16. A fábula de Anfion. Veja só a erudição da moça. Essa fábula resulta em outro ponto culminante do filme. Reza que a música tem um poder encantatório – faz com que os grãos de areia se aglutinem e virem pedra. Lindo isso.

17. Lindo é apelido. Outro auge: Lina filma nas dunas e aí até Mário Peixoto ressuscita. O Merten, Luiz Carlos, observou bem que tais cenas lembram Lawrence da Arábia. Concordo em número, gênero e grau. O Zanin também sacou que trata-se de um filme muito especial. Zanin é ótimo.

18. Eu disse ao Sacra Killer que ele mesmo não havia sacado o produto que montou e editou com categoria: eu teria visto o que outros não viram e minha opinião se coaduna com a de Lina, para quem o cinema é música. Isto é, luz astral.
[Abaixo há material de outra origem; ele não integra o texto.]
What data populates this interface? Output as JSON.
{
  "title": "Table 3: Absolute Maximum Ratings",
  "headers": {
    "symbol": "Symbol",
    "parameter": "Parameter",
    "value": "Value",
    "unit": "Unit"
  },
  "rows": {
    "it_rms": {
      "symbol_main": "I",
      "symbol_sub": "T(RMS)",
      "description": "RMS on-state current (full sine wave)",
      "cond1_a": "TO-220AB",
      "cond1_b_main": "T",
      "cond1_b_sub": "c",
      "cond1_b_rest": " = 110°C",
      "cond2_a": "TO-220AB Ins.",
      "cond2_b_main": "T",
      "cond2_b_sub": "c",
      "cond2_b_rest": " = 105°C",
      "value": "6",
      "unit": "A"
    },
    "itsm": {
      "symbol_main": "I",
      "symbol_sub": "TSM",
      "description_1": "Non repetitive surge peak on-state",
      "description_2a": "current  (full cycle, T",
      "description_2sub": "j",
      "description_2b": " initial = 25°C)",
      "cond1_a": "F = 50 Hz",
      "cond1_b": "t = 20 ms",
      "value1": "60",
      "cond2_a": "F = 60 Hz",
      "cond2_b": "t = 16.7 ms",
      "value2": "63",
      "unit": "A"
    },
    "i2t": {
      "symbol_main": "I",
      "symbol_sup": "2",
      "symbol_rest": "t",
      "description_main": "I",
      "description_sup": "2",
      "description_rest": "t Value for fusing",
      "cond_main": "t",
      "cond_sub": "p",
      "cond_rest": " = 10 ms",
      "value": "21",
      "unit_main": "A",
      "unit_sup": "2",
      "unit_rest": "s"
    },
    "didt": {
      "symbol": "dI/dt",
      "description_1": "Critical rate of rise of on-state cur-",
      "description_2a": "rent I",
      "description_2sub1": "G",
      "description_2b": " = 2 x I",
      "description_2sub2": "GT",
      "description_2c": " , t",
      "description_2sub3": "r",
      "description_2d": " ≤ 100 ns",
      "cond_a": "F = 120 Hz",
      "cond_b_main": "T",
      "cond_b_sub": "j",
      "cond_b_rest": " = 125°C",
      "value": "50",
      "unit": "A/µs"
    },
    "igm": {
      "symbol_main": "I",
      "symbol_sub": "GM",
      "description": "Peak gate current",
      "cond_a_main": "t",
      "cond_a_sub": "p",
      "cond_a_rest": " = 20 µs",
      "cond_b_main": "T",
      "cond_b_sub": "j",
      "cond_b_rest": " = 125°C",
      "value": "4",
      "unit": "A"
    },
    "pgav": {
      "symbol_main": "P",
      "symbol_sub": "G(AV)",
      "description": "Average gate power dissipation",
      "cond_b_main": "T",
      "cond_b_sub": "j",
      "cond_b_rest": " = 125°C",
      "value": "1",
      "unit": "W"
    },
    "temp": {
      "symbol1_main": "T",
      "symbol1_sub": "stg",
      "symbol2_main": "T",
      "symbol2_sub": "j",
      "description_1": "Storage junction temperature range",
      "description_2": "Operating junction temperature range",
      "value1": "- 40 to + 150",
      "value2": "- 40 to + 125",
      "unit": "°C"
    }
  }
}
19. Todo mundo fala que, quando não gosto de um filme, caio fora nos primeiros 15 ou 20 minutos. Pois não é que no filme da Lina sequer pestanejei, ao contrário, fiquei igual ao bonequinho do Globo (jornal), de orelhas em pé. E aplaudi sozinho ao final. Vi numa sala pequena, metade cheia. Ninguém deu um pio. Eu é que esbocei um "Bravo! Bravíssimo!!!". Há uma economia na duração dos planos, lance bem orquestrado pelo maestro Sacra. Um único da platéia delirando no Teatro Municipal. Quer dizer, são uns 80 minutos enxutos. Sacra tem esse poder de síntese.

20. Carlão Reichenbach ainda não viu, ele que ama música e é compositor. A verdade é que começou em literatura, pois seu pai era editor.

21. Palma de Ouro na categoria Ensaio. Ouça com ouvidos livres.

22. Eu vou rever. É um deleite. Néctar.